Daarom doen wij hieronder de volgende oproep, die wij verderop in de brief nader onderbouwen.

Onze oproep

Wij vragen u met klem om deze datakoppeling — en de communicatie hierover vanuit de overheid — per direct te doen staken en de datakoppeling slechts beschikbaar te stellen voor onderzoeksvoorstellen die zijn getoetst door een hiervoor aangestelde commissie (naar Zweeds voorbeeld) [voetnoot: De volgende weblink verwijst naar de behandeling van een onderzoeksvoorstel, door een dergelijke ‘ethische commissie’ in Zweden: https://afkomstdata.medium.com/sweden-decision-by- an-ethics-board-on-the-third-party-publication-of-government-figures-on-2f5f4e70ac11 ] waarin in ieder geval ook het College voor de Rechten van de Mens is vertegenwoordigd.
Als u er niettemin voor kiest om vanuit de overheid te blijven communiceren over de hierboven genoemde datakoppeling dan vragen wij u met klem nadere duidelijkheid te bieden over de bedoeling hiervan en over de afweging die daarbij is gemaakt. De tot nu toe geboden motivering door uw voorgangers en betrokken ambtenaren is volgens ons onvoldoende duidelijk en/of onvolledig. Daarnaast hebben we tot op heden nog geen voldoende complete afweging gezien tussen het (gebrekkig geformuleerde) doel van de datakoppeling en de potentiële negatieve effecten. Het bijkomend gevolg van deze tekortkomingen is dat de juridisch benodigde afweging hoogstwaarschijnlijk tekortschiet.

Wij zullen deze oproep hieronder verder motiveren.

Tekortschietende doelstelling

De drie oud-minister Koolmees, Ollongren en Grapperhaus schreven in hun brief aan ons dat de datakoppeling nodig is om de doelstelling ‘gelijke posities’ te kunnen behalen en ontwikkelingen richting dat doel te kunnen volgen. In ons gesprek met ambtenaren van SZW (22 februari 2022) werd nog eens nadrukkelijk bevestigd dat ‘gelijke posities’ inderdaad een bestaande beleidsdoelstelling is, óók op het terrein van ‘criminaliteit’ (met evenredigheid als tussendoel, zoals toegelicht in bijvoorbeeld Siniša Bokšić, Arjen Verweij en Mark Roscam Abbing, De kloof wordt kleiner, behalve op de arbeidsmarkt, ESB, 104(4775), 4 juli 2019).
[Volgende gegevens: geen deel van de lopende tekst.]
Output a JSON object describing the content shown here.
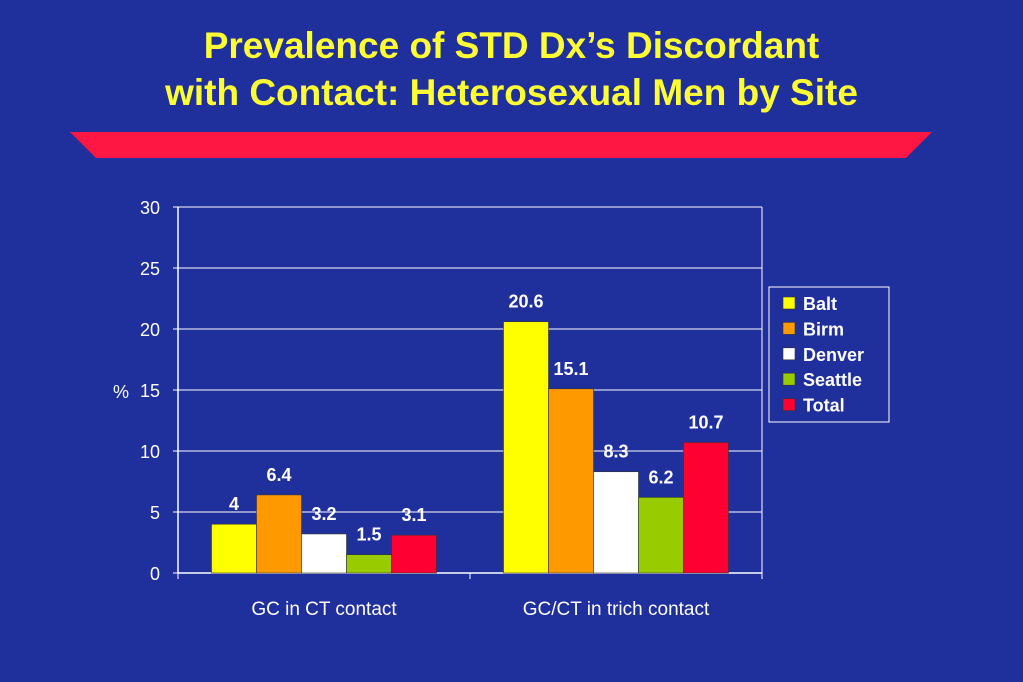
{
  "title_line1": "Prevalence of STD Dx’s Discordant",
  "title_line2": "with Contact: Heterosexual Men by Site",
  "colors": {
    "background": "#1f2f9c",
    "title": "#ffff33",
    "stripe": "#ff1744",
    "Balt": "#ffff00",
    "Birm": "#ff9900",
    "Denver": "#ffffff",
    "Seattle": "#99cc00",
    "Total": "#ff0033"
  },
  "chart_data": {
    "type": "bar",
    "categories": [
      "GC in CT contact",
      "GC/CT in trich contact"
    ],
    "series": [
      {
        "name": "Balt",
        "values": [
          4,
          20.6
        ]
      },
      {
        "name": "Birm",
        "values": [
          6.4,
          15.1
        ]
      },
      {
        "name": "Denver",
        "values": [
          3.2,
          8.3
        ]
      },
      {
        "name": "Seattle",
        "values": [
          1.5,
          6.2
        ]
      },
      {
        "name": "Total",
        "values": [
          3.1,
          10.7
        ]
      }
    ],
    "ylabel": "%",
    "ylim": [
      0,
      30
    ],
    "yticks": [
      0,
      5,
      10,
      15,
      20,
      25,
      30
    ],
    "grid": true,
    "legend": "right"
  }
}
Oftewel, het ‘terugdringen van oververtegenwoordiging in de geregistreerde criminaliteitscijfers’ (van bijvoorbeeld kinderen van in Marokko geboren Nederlanders) is nog steeds een zelfstandige doelstelling, zoals eerder in de jaren ’90 en ’00 door toenmalige regeringsleden werd uitgesproken.

Onze vraag is eenvoudig:
Heeft dit kabinet — net als het vorige kabinet — de doelstelling om ‘gelijke posities op het terrein van criminaliteit’ te bereiken, tussen ‘groepen’ van verschillende ‘afkomst’? Zo ja, waaróm is het een doelstelling van dit kabinet om ‘gelijke posities op het terrein van criminaliteit’ te bereiken? Voor welk doel zijn die ‘gelijke posities’ volgens u een geschikt middel?
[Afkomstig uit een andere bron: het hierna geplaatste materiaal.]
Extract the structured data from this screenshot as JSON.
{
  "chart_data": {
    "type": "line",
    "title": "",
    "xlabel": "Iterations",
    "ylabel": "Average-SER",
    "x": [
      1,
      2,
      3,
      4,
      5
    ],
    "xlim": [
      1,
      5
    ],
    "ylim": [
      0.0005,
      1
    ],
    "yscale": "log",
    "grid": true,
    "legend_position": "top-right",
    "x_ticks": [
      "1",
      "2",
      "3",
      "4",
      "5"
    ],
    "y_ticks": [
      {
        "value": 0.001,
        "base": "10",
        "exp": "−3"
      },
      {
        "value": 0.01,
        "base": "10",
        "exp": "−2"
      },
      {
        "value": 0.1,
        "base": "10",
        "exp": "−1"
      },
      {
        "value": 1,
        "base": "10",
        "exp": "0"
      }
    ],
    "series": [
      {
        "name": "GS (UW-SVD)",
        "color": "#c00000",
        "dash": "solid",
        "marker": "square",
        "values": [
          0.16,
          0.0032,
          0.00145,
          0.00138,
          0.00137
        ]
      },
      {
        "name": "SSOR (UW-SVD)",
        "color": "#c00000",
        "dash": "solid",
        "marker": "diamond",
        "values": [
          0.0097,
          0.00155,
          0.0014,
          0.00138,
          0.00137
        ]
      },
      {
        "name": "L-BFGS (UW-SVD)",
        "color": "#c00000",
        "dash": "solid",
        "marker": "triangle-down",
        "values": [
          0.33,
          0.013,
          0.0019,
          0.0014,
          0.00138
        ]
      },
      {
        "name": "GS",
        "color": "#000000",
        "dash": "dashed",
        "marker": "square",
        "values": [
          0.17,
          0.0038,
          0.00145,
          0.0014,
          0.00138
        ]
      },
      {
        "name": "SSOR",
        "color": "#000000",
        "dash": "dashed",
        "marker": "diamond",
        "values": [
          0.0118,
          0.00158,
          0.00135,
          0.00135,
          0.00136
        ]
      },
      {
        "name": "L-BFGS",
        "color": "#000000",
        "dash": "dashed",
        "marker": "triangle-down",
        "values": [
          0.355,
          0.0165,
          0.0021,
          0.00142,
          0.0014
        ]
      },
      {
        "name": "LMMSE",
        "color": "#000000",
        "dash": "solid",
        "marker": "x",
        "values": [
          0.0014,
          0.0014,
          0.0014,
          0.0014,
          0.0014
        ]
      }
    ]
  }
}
Heeft het huidige kabinet ook de doelstelling om ‘gelijke posities’ te bereiken tussen — bijvoorbeeld — kinderen van ouders met het hoogste inkomensniveau en kinderen van ouders met het laagste inkomensniveau? Immers, de drie oud-ministers schrijven in hun brief dat ze het ‘onacceptabel’ vinden “als iemands geboorteplaats — of die van zijn of haar ouders — bepalend is voor de […] maatschappelijke positie”. Geboorteplaats kan uiteraard ruimer opgevat worden dan de geografische locatie.
Zo ja, waar is die doelstelling van het kabinet op schrift terug te vinden?

Dan zijn er nog wat vragen waarvoor antwoorden nodig zijn om de reikwijdte van de doelstelling helder te krijgen:

  1. Voor wie geldt de doelstelling? Welke ‘groepen’ (ingedeeld door de overheid op basis van geboorteland van burgers en hun ouders) vallen onder de doelstelling ‘gelijke posities’ van de overheid? Oftewel, welke ‘landen van herkomst’?
  2. Op basis van welk criterium wordt dit bepaald? Op basis van de mate van (‘ongecorrigeerde’) ’oververtegenwoordiging’? Zo ja, bij hoeveel (‘ongecorrigeerde’) ‘oververtegenwoordiging’ gaat de doelstelling van ‘gelijke posities’ gelden?
  3. Wanneer is ‘evenredigheid’ behaald? Met andere woorden: voor welke factoren moeten de cijfers precies ‘gecorrigeerd’ zijn? Zijn volgens u alle relevante sociaal-economische risicofactoren meegeteld in de laatste analyse (Jaarrapport Integratie 2020 van CBS)?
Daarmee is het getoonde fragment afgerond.